I have not taken the time to study and compile statistics on the speed of mechanical calculating devices or abacus (soroban) versus the speed of manual or mental computation in the centuries prior to electronic computing; however, I presume that some statistics may exist. Once again, the speed of computation using any mechanical device would have depended both on the advantages that the specific device may haved provided and the speed of the human using the device. There was also a famous competition in 1946 between a Japanese soroban operator and an American electric calculator operator in which the soroban operator won. This showed that the right operator of an ancient calculating device could beat a skilled operator of a newer calculating device, but we could not generalize from a single competition.

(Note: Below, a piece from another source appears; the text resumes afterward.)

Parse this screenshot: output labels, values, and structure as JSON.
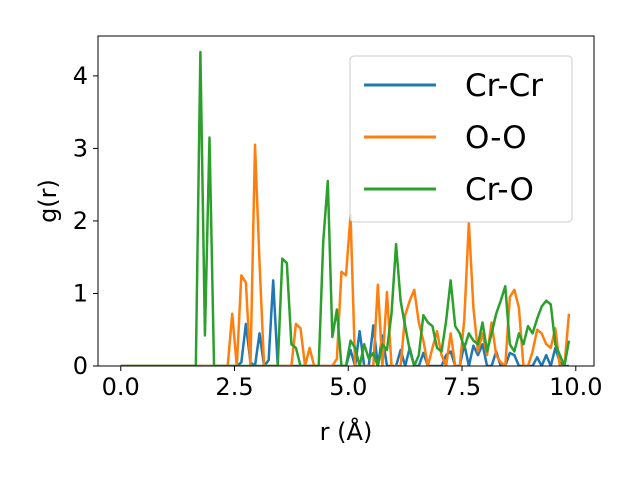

Among the earliest statistics about calculating speed in the history of electronic computing is the comparison between the electromechanical Harvard Mark 1 machine that used relays as switches, and the ENIAC that used 18,000 vacuum tubes as switches. The Harvard Mark 1, which became operational in 1944, performed calculations at one hundred times the speed of a human computer, while the electronic ENIAC, which became operational in 1945, performed calculations at 10,000 times the speed of a human computer. This thousand times increase in speed using electronic rather than electromechanical switches immediately made clear to all involved that the future of computing would be electronic, and demonstrated that electronic computing far exceeded the capacity of the fastest human computers. Within a short time the fear that the new machines built by man would replace people came to the fore, and people like neurosurgeon Sir Geoffrey Jefferson wrote reassuringly about the differences between computers and the human brain.

Even though the earliest electronic computers, such as the ENIAC or UNIVAC, were very significantly faster than people, their printed output was very slow compared to the speed of the information processing by electronic computer. The first electronic computers output data on punched cards. Or, if they used a printer, it was through a terminal like a teletype which output between 60 and 100 words per minute. Assuming 250 words per page, this speed would, ironically, have been equivalent to handpress printing, but quality of teletype was totally inferior printing on a handpress. Over time the speed of computer printers and their print quality gradually increased to speeds like 20,000 "impressions" or copies per hour on an industrial size digital inkjet press, but their high quality output remained far slower than the information processing that controled them. At 20,000 impressions per hour, roughly 1000 times the spreed of handpress printing, we can still watch the copies moving through the digital press while the electronic information processing done by the computers driving the press remains so far beyond our sense perception.